When the reporter failed to call back as promised to let me know when the story would run, I guessed that my viewpoint hadn't made it into the segment. I was right.

The story as it aired (scroll down to 'Mexico moves to soften drug law') was about as inflammatory as imaginable. The anchor introduced it as an account of 'the outrage in this country over a decision by Mexico to make possession of some illegal drugs legal.' The correspondent, Peter Alexander, after a reference to 'dangerous narcotics' and the usual grim war-on-drugs footage, reported that 'in effect, the law would approve the use, in small amounts, of a dizzying array of illegal drugs...'
The "reporter" already had a story in mind, and was just using the interview to find points which would back up his storyline. This is the exact opposite of real reporting, which is doing research, interviewing people, and broadcasting what is discovered. This is why Peter Alexander is a "reporter", not a reporter.

C for Cookie

Almost there!

I've started compiling my thesis and I'm at 116 pages so far. I'm sure that there's lots of duplicate material in there, but there's also material that I've got to add, so who knows how long the final draft will be. Interestingly, it's only 64 pages when formatted as a standard conference paper: 11pt font, single-spaced, two columns. To get the 116 pages it has: 12pt font, 1.5-spaced, one column.

It will be composed of five papers worth of material. I've published four of the papers, but I might not get the last one out before I graduate. I'll end up graduating with eight published papers plus the soon-to-be published paper, all 12-20 pages. I've been looking over the people in my group who have graduated, and this is at the high end, surprisingly enough.

Places not to shop

A web site has published a list of the top 10 business contributors to the Republican party. The list is given as a suggestion of places to shop, but I prefer to look at it as a list of places to avoid.

History News Network

History News Network:
After 34 years of college teaching, I thought I had heard just about every imaginable student complaint. Last week, however, a freshman in my 300-seat US History Since 1865 course came in to discuss her exam with one of the graders and proceeded to work herself into a semi-hissy over the fact that we had spent four class periods(one of them consisting of a visit from Taylor Branch) discussing the civil rights movement.

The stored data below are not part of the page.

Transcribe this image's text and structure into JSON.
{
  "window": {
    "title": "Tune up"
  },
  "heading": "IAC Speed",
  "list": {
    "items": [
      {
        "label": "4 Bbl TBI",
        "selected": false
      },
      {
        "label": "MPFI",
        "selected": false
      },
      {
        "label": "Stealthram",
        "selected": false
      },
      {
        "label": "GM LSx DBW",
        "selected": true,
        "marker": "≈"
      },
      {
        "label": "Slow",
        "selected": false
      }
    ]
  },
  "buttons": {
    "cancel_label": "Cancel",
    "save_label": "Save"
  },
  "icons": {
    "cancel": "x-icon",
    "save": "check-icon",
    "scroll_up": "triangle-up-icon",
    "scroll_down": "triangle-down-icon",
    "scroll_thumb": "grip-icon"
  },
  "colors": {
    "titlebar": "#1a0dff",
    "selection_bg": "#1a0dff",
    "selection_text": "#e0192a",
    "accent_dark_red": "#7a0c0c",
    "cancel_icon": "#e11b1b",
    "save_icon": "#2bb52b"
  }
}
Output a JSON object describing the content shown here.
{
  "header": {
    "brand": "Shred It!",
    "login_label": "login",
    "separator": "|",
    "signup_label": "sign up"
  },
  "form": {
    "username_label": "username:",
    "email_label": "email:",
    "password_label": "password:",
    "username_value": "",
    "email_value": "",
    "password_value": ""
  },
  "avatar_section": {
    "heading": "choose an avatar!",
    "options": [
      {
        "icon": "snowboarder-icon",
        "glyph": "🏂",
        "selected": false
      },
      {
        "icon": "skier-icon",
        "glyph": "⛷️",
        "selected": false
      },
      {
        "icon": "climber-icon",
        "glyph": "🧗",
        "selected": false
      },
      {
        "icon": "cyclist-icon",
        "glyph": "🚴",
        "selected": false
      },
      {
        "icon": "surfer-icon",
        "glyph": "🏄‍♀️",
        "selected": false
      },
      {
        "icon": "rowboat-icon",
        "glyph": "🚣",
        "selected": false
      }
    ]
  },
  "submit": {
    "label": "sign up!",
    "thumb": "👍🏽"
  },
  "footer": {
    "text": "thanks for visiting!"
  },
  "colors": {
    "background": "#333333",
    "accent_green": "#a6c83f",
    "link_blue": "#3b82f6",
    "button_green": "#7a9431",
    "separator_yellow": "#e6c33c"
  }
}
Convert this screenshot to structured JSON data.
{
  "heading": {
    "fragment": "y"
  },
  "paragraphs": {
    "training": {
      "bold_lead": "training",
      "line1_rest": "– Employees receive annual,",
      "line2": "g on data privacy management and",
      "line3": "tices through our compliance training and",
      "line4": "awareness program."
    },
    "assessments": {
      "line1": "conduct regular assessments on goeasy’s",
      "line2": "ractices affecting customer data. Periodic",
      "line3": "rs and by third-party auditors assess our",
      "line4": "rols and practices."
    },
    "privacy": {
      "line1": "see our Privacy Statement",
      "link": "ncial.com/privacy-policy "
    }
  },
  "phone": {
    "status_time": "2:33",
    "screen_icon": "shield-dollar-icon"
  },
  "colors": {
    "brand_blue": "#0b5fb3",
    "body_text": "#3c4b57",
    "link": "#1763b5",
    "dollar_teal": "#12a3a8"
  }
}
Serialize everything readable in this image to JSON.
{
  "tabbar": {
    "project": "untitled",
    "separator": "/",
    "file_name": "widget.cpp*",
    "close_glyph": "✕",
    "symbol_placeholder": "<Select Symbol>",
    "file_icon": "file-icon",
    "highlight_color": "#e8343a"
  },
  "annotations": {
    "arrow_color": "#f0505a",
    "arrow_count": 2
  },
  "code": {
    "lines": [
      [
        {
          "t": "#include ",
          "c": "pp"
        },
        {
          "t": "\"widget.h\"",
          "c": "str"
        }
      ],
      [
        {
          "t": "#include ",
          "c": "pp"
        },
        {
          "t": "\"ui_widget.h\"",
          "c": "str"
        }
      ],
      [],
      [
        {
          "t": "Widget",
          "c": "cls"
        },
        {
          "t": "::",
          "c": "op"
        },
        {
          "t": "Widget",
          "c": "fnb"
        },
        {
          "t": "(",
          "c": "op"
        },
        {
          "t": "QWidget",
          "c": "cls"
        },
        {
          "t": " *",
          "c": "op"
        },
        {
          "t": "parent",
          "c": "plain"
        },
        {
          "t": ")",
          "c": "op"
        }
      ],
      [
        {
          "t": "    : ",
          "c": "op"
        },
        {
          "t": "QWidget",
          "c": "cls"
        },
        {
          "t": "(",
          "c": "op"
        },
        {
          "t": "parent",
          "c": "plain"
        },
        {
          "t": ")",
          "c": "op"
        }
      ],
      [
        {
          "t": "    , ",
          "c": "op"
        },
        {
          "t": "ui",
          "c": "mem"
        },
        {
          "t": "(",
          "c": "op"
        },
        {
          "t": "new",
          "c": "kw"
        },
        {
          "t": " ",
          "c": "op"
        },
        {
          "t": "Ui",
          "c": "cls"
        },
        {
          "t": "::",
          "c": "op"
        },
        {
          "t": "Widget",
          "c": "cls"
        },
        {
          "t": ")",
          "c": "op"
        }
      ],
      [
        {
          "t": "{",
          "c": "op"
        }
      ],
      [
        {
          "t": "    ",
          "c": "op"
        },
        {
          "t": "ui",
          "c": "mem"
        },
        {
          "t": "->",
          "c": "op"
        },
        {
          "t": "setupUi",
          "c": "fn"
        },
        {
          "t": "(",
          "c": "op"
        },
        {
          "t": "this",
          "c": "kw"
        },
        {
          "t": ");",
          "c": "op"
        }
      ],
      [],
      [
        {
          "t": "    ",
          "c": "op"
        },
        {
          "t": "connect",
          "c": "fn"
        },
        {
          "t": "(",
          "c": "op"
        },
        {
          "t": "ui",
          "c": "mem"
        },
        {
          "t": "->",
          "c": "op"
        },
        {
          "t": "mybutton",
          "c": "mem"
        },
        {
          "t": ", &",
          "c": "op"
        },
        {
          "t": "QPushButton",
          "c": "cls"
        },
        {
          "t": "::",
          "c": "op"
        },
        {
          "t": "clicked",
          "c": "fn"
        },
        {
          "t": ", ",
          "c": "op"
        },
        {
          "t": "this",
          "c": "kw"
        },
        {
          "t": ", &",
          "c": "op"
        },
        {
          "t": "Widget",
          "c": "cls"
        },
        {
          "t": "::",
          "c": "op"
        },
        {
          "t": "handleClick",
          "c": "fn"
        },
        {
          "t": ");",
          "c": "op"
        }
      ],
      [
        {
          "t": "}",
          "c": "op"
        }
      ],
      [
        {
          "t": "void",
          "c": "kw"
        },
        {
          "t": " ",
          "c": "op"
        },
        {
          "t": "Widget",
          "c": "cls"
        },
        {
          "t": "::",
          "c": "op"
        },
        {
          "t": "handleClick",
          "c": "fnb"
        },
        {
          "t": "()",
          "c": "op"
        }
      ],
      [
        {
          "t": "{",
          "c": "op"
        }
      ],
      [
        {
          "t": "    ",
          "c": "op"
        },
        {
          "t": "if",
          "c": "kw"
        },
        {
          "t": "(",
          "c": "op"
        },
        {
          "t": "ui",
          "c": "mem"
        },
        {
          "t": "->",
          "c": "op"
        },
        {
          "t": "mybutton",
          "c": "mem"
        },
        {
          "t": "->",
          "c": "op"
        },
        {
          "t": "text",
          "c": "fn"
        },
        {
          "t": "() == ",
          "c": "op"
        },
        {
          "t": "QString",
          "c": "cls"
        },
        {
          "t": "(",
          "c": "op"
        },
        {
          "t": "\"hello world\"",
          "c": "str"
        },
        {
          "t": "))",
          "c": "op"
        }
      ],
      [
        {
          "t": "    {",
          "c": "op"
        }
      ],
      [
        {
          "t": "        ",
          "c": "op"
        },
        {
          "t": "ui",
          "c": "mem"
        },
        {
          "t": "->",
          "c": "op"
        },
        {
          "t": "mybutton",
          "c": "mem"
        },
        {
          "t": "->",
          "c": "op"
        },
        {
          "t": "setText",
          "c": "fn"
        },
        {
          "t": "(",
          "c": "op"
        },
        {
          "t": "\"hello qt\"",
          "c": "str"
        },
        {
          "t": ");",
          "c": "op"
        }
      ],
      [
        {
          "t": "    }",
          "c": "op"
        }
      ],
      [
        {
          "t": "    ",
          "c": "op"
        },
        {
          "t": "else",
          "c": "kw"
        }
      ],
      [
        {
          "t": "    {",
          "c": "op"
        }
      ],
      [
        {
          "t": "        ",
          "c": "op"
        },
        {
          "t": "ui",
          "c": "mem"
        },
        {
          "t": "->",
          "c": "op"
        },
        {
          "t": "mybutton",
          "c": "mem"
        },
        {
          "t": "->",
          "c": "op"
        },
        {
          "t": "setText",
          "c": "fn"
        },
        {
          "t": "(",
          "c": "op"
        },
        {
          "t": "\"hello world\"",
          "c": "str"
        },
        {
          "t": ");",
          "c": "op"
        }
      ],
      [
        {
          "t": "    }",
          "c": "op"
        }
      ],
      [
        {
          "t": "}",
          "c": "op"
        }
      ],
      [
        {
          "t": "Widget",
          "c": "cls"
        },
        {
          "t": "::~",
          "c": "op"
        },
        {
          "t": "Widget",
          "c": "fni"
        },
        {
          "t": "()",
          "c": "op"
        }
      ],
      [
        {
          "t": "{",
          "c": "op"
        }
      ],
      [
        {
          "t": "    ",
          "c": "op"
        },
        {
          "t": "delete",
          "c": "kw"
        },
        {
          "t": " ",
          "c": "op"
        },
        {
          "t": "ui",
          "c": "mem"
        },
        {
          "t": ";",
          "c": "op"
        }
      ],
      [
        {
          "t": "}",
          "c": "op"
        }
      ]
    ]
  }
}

"I don't know where he's getting all of this," she complained, "we never discussed any of this in high school." One might have let the matter rest here as simply an example of a high school history teacher's sins of omission being visited on the hapless old history prof. had the student not informed the TA in an indignant postcript, "I'm not a Democrat! I don't think I should have to listen to this stuff!"